After wandering around for an hour and having seen no signs whatsoever about the Inn, she'd taken to asking the locals for directions. Unfortunately for him, the first man she'd asked had been a little too friendly for her liking. He'd been drunk, and his clothing had told her more than enough about his spoiled upbringing. The man was now knocked unconscious in an abandoned alley by the docks (air resisted far less than water did when one threw a punch, Ariel realized quickly), and when the man awoke he would find himself with a broken nose and a considerably lighter coin pouch. Ariel's small splurge on breakfast that morning had left her own savings running low, and she figured that he would replenish his lost coins in no time.

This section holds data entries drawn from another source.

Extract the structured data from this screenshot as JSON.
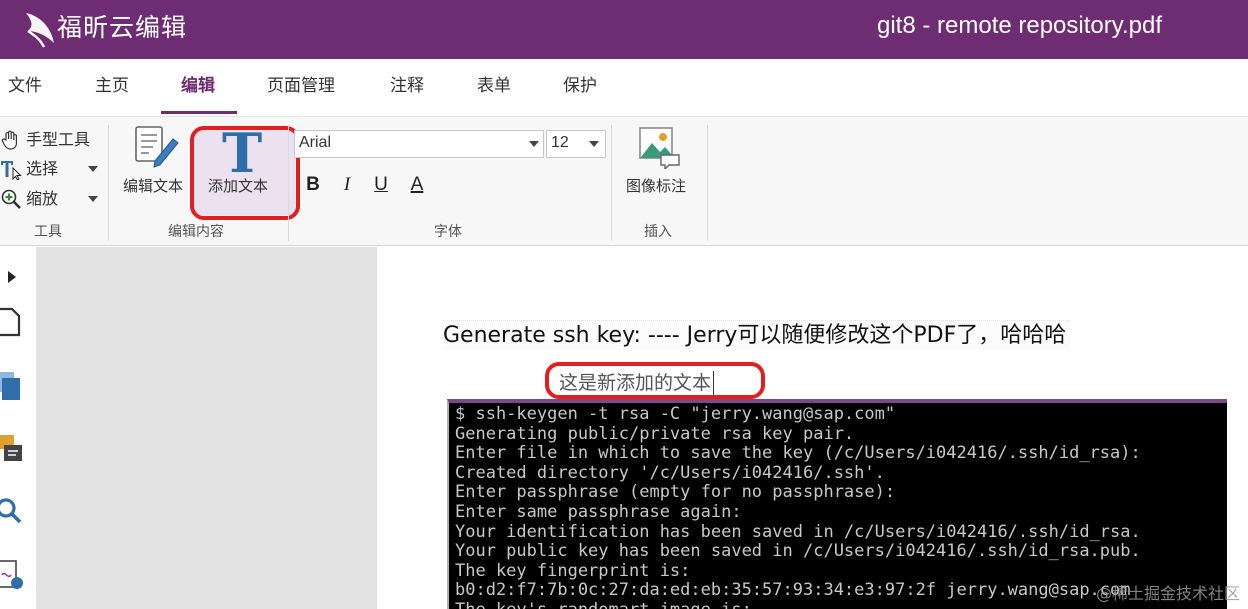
{
  "titlebar": {
    "app_name": "福昕云编辑",
    "doc_title": "git8 - remote repository.pdf"
  },
  "menu": {
    "items": [
      "文件",
      "主页",
      "编辑",
      "页面管理",
      "注释",
      "表单",
      "保护"
    ],
    "active_index": 2
  },
  "ribbon": {
    "tools": {
      "hand": "手型工具",
      "select": "选择",
      "zoom": "缩放",
      "group_label": "工具"
    },
    "edit_content": {
      "edit_text": "编辑文本",
      "add_text": "添加文本",
      "group_label": "编辑内容"
    },
    "font": {
      "family": "Arial",
      "size": "12",
      "bold": "B",
      "italic": "I",
      "underline": "U",
      "color": "A",
      "group_label": "字体"
    },
    "insert": {
      "image_annotation": "图像标注",
      "group_label": "插入"
    }
  },
  "document": {
    "heading": "Generate ssh key: ---- Jerry可以随便修改这个PDF了，哈哈哈",
    "new_text": "这是新添加的文本",
    "terminal_lines": [
      "$ ssh-keygen -t rsa -C \"jerry.wang@sap.com\"",
      "Generating public/private rsa key pair.",
      "Enter file in which to save the key (/c/Users/i042416/.ssh/id_rsa):",
      "Created directory '/c/Users/i042416/.ssh'.",
      "Enter passphrase (empty for no passphrase):",
      "Enter same passphrase again:",
      "Your identification has been saved in /c/Users/i042416/.ssh/id_rsa.",
      "Your public key has been saved in /c/Users/i042416/.ssh/id_rsa.pub.",
      "The key fingerprint is:",
      "b0:d2:f7:7b:0c:27:da:ed:eb:35:57:93:34:e3:97:2f jerry.wang@sap.com",
      "The key's randomart image is:"
    ]
  },
  "watermark": "@稀土掘金技术社区",
  "colors": {
    "brand": "#6e2d72",
    "highlight": "#e21f1f",
    "add_text_bg": "#ece1ee",
    "terminal_bg": "#000000"
  }
}
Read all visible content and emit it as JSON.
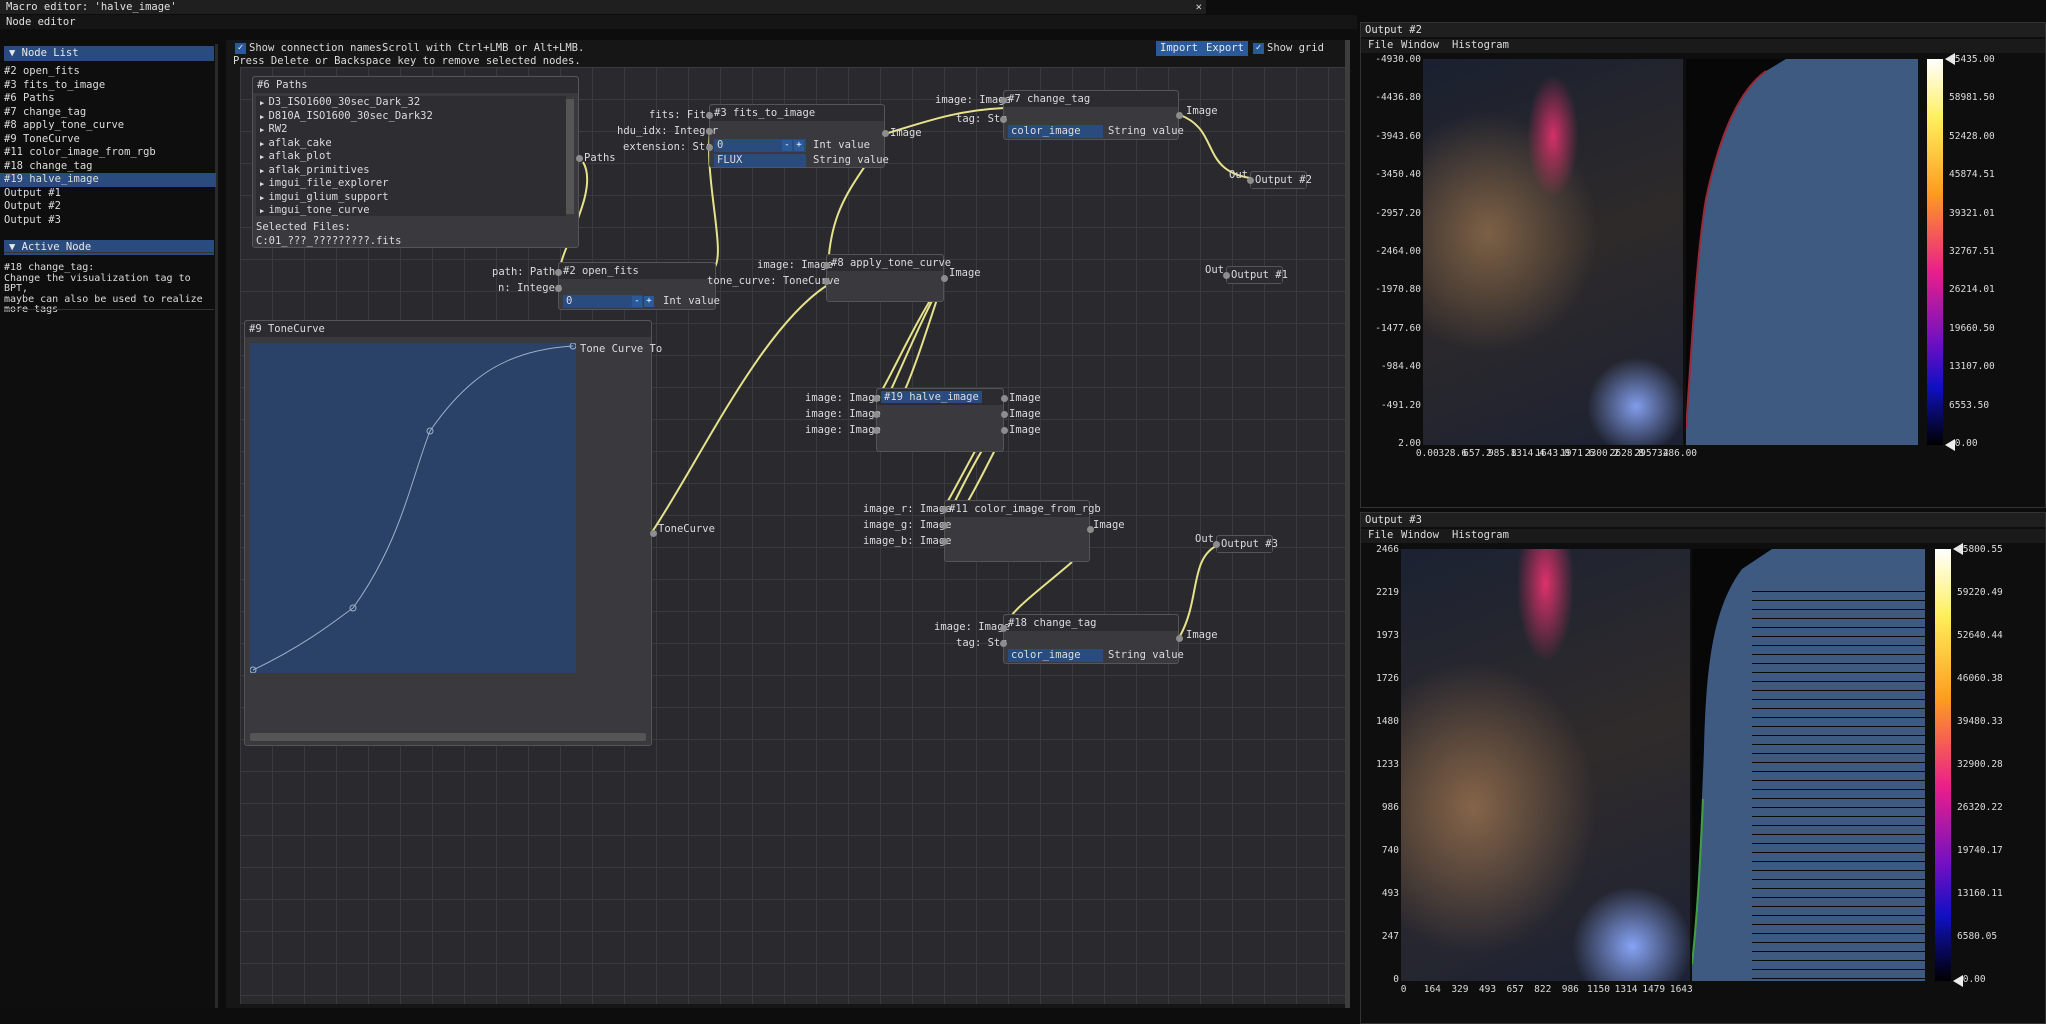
{
  "window_title": "Macro editor: 'halve_image'",
  "editor_title": "Node editor",
  "node_list": {
    "header": "Node List",
    "items": [
      "#2 open_fits",
      "#3 fits_to_image",
      "#6 Paths",
      "#7 change_tag",
      "#8 apply_tone_curve",
      "#9 ToneCurve",
      "#11 color_image_from_rgb",
      "#18 change_tag",
      "#19 halve_image",
      "Output #1",
      "Output #2",
      "Output #3"
    ],
    "selected_index": 8
  },
  "active_node": {
    "header": "Active Node",
    "name": "#18 change_tag:",
    "description": [
      "Change the visualization tag to BPT,",
      "maybe can also be used to realize",
      "more tags"
    ]
  },
  "toolbar": {
    "show_conn_label": "Show connection names.",
    "scroll_hint": "Scroll with Ctrl+LMB or Alt+LMB.",
    "delete_hint": "Press Delete or Backspace key to remove selected nodes.",
    "import_label": "Import",
    "export_label": "Export",
    "show_grid_label": "Show grid"
  },
  "nodes": {
    "paths": {
      "title": "#6 Paths",
      "items": [
        "D3_ISO1600_30sec_Dark_32",
        "D810A_ISO1600_30sec_Dark32",
        "RW2",
        "aflak_cake",
        "aflak_plot",
        "aflak_primitives",
        "imgui_file_explorer",
        "imgui_glium_support",
        "imgui_tone_curve"
      ],
      "selected_files_label": "Selected Files:",
      "selected_files_value": "C:01_???_?????????.fits",
      "out_label": "Paths"
    },
    "open_fits": {
      "title": "#2 open_fits",
      "in_path": "path: Paths",
      "in_n": "n: Integer",
      "int_value": "0",
      "int_label": "Int value",
      "minus": "-",
      "plus": "+"
    },
    "fits_to_image": {
      "title": "#3 fits_to_image",
      "in_fits": "fits: Fits",
      "in_hdu": "hdu_idx: Integer",
      "in_ext": "extension: Str",
      "int_value": "0",
      "int_label": "Int value",
      "str_value": "FLUX",
      "str_label": "String value",
      "out": "Image",
      "minus": "-",
      "plus": "+"
    },
    "change_tag7": {
      "title": "#7 change_tag",
      "in_image": "image: Image",
      "in_tag": "tag: Str",
      "str_value": "color_image",
      "str_label": "String value",
      "out": "Image"
    },
    "apply_tone_curve": {
      "title": "#8 apply_tone_curve",
      "in_image": "image: Image",
      "in_curve": "tone_curve: ToneCurve",
      "out": "Image"
    },
    "tone_curve": {
      "title": "#9 ToneCurve",
      "out": "ToneCurve",
      "label": "Tone Curve To"
    },
    "halve_image": {
      "title": "#19 halve_image",
      "in": [
        "image: Image",
        "image: Image",
        "image: Image"
      ],
      "out": [
        "Image",
        "Image",
        "Image"
      ]
    },
    "color_rgb": {
      "title": "#11 color_image_from_rgb",
      "in": [
        "image_r: Image",
        "image_g: Image",
        "image_b: Image"
      ],
      "out": "Image"
    },
    "change_tag18": {
      "title": "#18 change_tag",
      "in_image": "image: Image",
      "in_tag": "tag: Str",
      "str_value": "color_image",
      "str_label": "String value",
      "out": "Image"
    },
    "output1": {
      "title": "Output #1",
      "in": "Out"
    },
    "output2": {
      "title": "Output #2",
      "in": "Out"
    },
    "output3": {
      "title": "Output #3",
      "in": "Out"
    }
  },
  "output2_window": {
    "title": "Output #2",
    "menu": [
      "File",
      "Window",
      "Histogram"
    ],
    "y_ticks": [
      "-4930.00",
      "-4436.80",
      "-3943.60",
      "-3450.40",
      "-2957.20",
      "-2464.00",
      "-1970.80",
      "-1477.60",
      "-984.40",
      "-491.20",
      "2.00"
    ],
    "x_ticks": [
      "0.00",
      "328.6",
      "657.2",
      "985.8",
      "1314.4",
      "1643.0",
      "1971.6",
      "2300.2",
      "2628.8",
      "2957.4",
      "3286.00"
    ],
    "colorbar_ticks": [
      "65435.00",
      "58981.50",
      "52428.00",
      "45874.51",
      "39321.01",
      "32767.51",
      "26214.01",
      "19660.50",
      "13107.00",
      "6553.50",
      "-0.00"
    ]
  },
  "output3_window": {
    "title": "Output #3",
    "menu": [
      "File",
      "Window",
      "Histogram"
    ],
    "y_ticks": [
      "2466",
      "2219",
      "1973",
      "1726",
      "1480",
      "1233",
      "986",
      "740",
      "493",
      "247",
      "0"
    ],
    "x_ticks": [
      "0",
      "164",
      "329",
      "493",
      "657",
      "822",
      "986",
      "1150",
      "1314",
      "1479",
      "1643"
    ],
    "colorbar_ticks": [
      "65800.55",
      "59220.49",
      "52640.44",
      "46060.38",
      "39480.33",
      "32900.28",
      "26320.22",
      "19740.17",
      "13160.11",
      "6580.05",
      "-0.00"
    ]
  }
}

Of course, it was only after Ariel had punched him that she realized she had never actually gotten the directions she needed, so she'd had to go up to yet another person. Thankfully, the next woman—a fisherman's wife, if Ariel had to guess—had given her directions without any hassle.

So Ariel had found the tavern, sat down at a forgotten table pushed to the side, and waited. She'd been anxious all day—she only had one shot of getting aboard this expedition, and was still unsure about how she would go about doing it. But when the Crown Prince had snuck away from the festivities in the main room, when he'd stood alone at a large map across the tavern, she knew that this would be her one and only shot. So she'd swallowed down her hatred, her anger, and approached.

He was now staring at her with a mix of confusion and suspicion, but Ariel only jerked her chin at the map and said, "This is beautiful."

He turned back to it, his eyes softening. Ariel hadn't been lying—the map was one of the best she'd ever seen. It had been embroidered in a mix of golds, blues, and greens. Each kingdom, each territory, had been painstakingly labeled by hand, and each ocean had a unique symbol to mark it. Her own ocean, Ariel realized with no small amount of dread, had a golden seashell right where Atlantica sat.

Almost against her will, her eyes jumped to the Drowned Sea—Douglass's territory. It was fitting, she thought, that a skull should represent her betrothed's ocean.

"I heard," Ariel said suddenly, her voice quiet, "that you're looking for... an expert, of sorts. For your voyage."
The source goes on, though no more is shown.